# Measurement Of Angular Surface



## Swerdk (Aug 19, 2015)

toms techniques website give a chart for measuring a angled surface with a cylindrical rod. I cant figure out how i would use this in machining?  How do i apply it to making wedge inserts for phase II for instance. Am i off?


----------



## Holescreek (Aug 19, 2015)

I use both ball bearings and cylindrical rods (gauge pins) to measure angle placement very often.  One example would be making the female dovetail for a tool holder for a quick change tool post.  You cut the dovetail with an dovetail cutter so how do you determine when the two angles are far enough apart without taking it out of the mill?  You put a dowel pin into each side and measure the width between them calculated from the tangencies. Basically, you use it whenever there are angled surfaces involved and their placement is critical.  I use CAD to get my dimensions though, it's faster for me than looking up the math equation.  You can also use the ball bearings for machining cones to depth. (think heavy chamfers around the tops of holes).


----------



## Swerdk (Aug 19, 2015)

When doing the calculation, between which two points are you measuring distance- am i still in left field. I need a good video i think


Sent from my iPhone using Tapatalk


----------



## Holescreek (Aug 19, 2015)

Here's an example of a milling job I did recently where I needed to hold the depth of a machined surface relative to a hole that could not be reached for measurement.  In this case I used a tooling ball which has a base to provide known height and a shaft to locate the hole.


----------



## ronzo (Aug 19, 2015)

That is the standard and accepted method for angular measurement as for dovetails etc. I don't have my Machinery's Handbook handy right now but I'll bet it would give you a more understandable illustration.
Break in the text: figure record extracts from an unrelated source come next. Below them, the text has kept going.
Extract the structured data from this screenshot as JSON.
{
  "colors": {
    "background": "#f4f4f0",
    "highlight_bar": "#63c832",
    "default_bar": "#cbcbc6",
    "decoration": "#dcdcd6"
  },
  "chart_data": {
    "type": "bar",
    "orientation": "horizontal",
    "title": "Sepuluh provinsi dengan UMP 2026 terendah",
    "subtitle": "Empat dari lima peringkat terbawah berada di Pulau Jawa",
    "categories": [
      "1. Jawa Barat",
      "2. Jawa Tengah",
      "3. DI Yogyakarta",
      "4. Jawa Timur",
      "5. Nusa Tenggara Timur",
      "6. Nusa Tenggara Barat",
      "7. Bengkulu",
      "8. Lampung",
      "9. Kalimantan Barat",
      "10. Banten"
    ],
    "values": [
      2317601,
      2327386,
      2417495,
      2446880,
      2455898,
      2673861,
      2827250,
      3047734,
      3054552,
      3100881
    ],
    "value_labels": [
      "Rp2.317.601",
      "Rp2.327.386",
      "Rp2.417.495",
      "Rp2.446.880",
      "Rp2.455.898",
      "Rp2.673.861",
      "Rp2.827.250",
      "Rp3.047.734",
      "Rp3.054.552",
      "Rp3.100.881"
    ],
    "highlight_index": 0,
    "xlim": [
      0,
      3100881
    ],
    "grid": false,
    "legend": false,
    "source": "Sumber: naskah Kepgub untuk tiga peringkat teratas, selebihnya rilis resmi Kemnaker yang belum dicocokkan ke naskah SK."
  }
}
Sent from my iPad using Tapatalk


----------



## Swerdk (Aug 19, 2015)

I am looking through 20th ed. And am not finding it. They must be calling it something else


Sent from my iPhone using Tapatalk


----------



## chips&more (Aug 19, 2015)

If you mean making a tool holder with the dovetail? I would use a premade cutter with the proper angle. And use two reference dowel pins and a dial caliper should be good enough to measure the dovetail opening. You will need to trig out the number, using the dowel diameter and angle…Dave.


----------



## Tony Wells (Aug 19, 2015)

Copy an existing toolholder if you have one. Choose pins that contact approximately halfway up the angled surface. The pins, if you have a set of gage pins, can be 0.0010 apart, not that it makes any practical difference. If you use off the shelf dowel pins you should be safe.


----------



## Swerdk (Aug 19, 2015)

This is theory to me right now as i get the equipment in two weeks.   I will be trying it 


Sent from my iPhone using Tapatalk


----------



## RJSakowski (Aug 19, 2015)

Swerdk said:


> toms techniques website give a chart for measuring a angled surface with a cylindrical rod. I cant figure out how i would use this in machining?  How do i apply it to making wedge inserts for phase II for instance. Am i off?
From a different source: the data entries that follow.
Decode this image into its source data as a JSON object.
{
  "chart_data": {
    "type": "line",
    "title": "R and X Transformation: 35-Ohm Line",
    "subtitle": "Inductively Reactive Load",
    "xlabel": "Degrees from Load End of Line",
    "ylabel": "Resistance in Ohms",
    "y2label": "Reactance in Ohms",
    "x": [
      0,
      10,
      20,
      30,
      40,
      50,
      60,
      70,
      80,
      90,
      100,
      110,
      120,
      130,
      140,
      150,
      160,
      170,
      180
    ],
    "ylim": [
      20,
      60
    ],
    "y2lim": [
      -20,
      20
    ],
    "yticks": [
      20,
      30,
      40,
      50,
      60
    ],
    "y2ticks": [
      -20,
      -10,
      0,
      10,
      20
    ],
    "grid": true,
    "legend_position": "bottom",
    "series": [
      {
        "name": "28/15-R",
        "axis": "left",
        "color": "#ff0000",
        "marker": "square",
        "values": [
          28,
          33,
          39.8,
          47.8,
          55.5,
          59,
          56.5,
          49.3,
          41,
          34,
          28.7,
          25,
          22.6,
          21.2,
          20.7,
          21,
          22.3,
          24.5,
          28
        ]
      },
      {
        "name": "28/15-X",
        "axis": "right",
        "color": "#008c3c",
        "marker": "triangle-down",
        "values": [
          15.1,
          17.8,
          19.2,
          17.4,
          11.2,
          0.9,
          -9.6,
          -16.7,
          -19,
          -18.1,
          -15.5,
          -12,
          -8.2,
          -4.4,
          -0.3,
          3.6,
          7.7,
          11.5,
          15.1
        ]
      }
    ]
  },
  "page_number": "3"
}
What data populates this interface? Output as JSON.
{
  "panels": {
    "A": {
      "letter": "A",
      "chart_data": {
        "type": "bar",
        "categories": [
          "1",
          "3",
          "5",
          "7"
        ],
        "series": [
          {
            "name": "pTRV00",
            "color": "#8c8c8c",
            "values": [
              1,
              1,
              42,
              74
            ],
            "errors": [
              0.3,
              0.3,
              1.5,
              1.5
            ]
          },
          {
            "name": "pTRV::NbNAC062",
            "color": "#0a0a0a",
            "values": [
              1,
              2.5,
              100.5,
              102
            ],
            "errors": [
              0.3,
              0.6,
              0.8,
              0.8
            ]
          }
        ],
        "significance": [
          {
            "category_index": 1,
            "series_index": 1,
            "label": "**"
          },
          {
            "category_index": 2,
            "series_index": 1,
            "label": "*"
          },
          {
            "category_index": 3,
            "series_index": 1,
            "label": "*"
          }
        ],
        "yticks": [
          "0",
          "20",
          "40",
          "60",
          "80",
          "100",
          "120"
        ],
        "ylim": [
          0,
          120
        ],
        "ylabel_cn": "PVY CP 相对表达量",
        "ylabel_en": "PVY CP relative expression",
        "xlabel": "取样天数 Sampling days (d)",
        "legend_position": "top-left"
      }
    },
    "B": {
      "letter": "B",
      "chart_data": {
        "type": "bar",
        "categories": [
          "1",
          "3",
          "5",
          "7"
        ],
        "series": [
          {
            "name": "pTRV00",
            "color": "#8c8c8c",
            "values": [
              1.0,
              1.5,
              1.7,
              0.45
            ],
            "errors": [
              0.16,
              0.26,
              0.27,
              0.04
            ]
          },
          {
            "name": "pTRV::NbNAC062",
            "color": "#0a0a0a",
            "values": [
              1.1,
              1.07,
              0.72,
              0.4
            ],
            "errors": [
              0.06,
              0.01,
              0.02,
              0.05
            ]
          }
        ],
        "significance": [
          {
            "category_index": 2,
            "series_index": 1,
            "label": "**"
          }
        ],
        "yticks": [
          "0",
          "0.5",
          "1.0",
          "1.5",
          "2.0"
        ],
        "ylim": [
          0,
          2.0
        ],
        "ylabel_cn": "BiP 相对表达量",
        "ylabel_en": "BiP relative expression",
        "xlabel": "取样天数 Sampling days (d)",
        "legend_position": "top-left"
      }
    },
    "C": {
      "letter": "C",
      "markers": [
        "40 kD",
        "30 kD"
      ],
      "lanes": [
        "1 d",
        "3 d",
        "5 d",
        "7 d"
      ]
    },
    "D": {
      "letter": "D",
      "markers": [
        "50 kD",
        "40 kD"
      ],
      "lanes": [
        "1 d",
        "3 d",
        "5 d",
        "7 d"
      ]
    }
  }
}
I have used ball bearings to specify/measure conical depressions, dowel pin pairs to measure taper angles and dovetail slot widths, and a similar device to the drawing for finding virtual edges.
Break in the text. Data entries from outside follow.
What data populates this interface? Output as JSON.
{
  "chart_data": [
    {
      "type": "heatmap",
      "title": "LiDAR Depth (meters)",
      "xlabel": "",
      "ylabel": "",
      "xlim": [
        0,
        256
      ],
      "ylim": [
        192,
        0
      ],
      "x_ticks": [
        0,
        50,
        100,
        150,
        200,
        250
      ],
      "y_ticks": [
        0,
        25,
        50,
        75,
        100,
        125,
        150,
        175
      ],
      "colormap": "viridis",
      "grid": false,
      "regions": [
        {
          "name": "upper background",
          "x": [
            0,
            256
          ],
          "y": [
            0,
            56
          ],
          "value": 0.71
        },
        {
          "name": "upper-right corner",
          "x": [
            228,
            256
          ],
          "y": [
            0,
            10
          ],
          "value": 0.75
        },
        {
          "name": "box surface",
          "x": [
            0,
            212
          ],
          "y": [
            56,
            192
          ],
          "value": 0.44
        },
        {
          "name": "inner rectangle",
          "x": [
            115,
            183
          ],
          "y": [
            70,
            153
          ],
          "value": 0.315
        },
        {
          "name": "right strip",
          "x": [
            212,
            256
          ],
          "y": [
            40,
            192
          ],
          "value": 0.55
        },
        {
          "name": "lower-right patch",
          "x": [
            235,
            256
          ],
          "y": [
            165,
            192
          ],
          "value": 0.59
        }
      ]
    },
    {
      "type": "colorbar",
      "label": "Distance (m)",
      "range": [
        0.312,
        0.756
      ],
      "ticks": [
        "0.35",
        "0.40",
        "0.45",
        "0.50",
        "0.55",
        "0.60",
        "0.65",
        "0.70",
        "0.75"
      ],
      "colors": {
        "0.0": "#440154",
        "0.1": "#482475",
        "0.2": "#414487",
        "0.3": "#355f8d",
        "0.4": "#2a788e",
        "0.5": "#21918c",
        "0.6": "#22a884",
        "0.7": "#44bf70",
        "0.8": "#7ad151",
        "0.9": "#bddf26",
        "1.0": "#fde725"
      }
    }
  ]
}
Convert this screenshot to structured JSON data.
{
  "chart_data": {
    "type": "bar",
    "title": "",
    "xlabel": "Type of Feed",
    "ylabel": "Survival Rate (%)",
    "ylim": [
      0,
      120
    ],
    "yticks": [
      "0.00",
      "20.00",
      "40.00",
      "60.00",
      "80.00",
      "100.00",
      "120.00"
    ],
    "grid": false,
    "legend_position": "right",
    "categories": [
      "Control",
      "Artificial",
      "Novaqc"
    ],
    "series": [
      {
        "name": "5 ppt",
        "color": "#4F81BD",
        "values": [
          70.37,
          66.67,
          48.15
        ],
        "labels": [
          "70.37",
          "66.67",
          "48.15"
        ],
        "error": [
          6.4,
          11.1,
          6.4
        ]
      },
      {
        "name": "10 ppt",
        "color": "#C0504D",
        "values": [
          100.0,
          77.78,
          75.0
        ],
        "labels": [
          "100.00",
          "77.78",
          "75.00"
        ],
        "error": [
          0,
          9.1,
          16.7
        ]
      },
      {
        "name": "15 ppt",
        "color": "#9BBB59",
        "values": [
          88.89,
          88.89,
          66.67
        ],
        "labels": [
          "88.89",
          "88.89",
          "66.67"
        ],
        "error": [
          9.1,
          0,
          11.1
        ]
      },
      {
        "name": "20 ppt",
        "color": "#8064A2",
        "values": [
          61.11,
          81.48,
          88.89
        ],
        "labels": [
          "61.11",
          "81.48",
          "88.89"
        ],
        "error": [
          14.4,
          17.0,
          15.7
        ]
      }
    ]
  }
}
However, I am not sure how this would be implemented either.  The radius r is known, 1/2 the cylinder diameter.  You can measure m, assuming the surface is perpendicular to vertical in the drawing.  You need to know one more variable; either CH, CL or A.  Measuring CH requires being able to locate the edge between the vertical and the taper, something that is hard to do accurately.  Measuring CL requires locating the edge between the horizontal and the taper, again something that is hard to do accurately.  You are presumably trying to find A.   It is possible to determine the angle with a second cylinder of different size but because of the small difference I would not expect a high degree of accuracy.

If you are trying to measure a dovetail slot as in a QC tool holder, it can be fully characterized by measurements with two sets of different diameter dowel pins.  The two smaller dowel pins are laid in the opposite corners of the dovetail and the distance between them measured.  Then the two larger dowel pins are laid in the corners and distance between them measured.  The angle and the distance across the base of the dovetail can then be calculated with geometry and trigonometry.  As Holescreek suggests, it is easier to use a CAD program to determine the unknown values.  I measured my Shars tool holder using a pair of .250 and a pair of .3745 pins and drew up a CAD drawing based on the measurements.  The circled dimensions are measured values.  As you can see, the the dovetail angle anddovetail base width are both determined from the measurements made.

Bob


----------



## Swerdk (Aug 20, 2015)

Thank you its starting to make sense


----------



## ronzo (Aug 20, 2015)

This method produces a practical and meaningful dimension bearing in mind that measurements as the 1.697 in Bob's drawing and the resultant width of the opening can only be considered as theoretical or reference dimensions.


Sent from my iPad using Tapatalk


----------



## Swerdk (Aug 20, 2015)

It makes sense now. I found a video from tubal cain tip number 75.  if you want to see what you all have been saying in action watch it


----------



## RJSakowski (Aug 20, 2015)

ronzo said:


> This method produces a practical and meaningful dimension bearing in mind that measurements as the 1.697 in Bob's drawing and the resultant width of the opening can only be considered as theoretical or reference dimensions.


There is a caution in that the base surface must be flat.  If it is not, both the angle and base width measurement will be incorrect. 

Bob


----------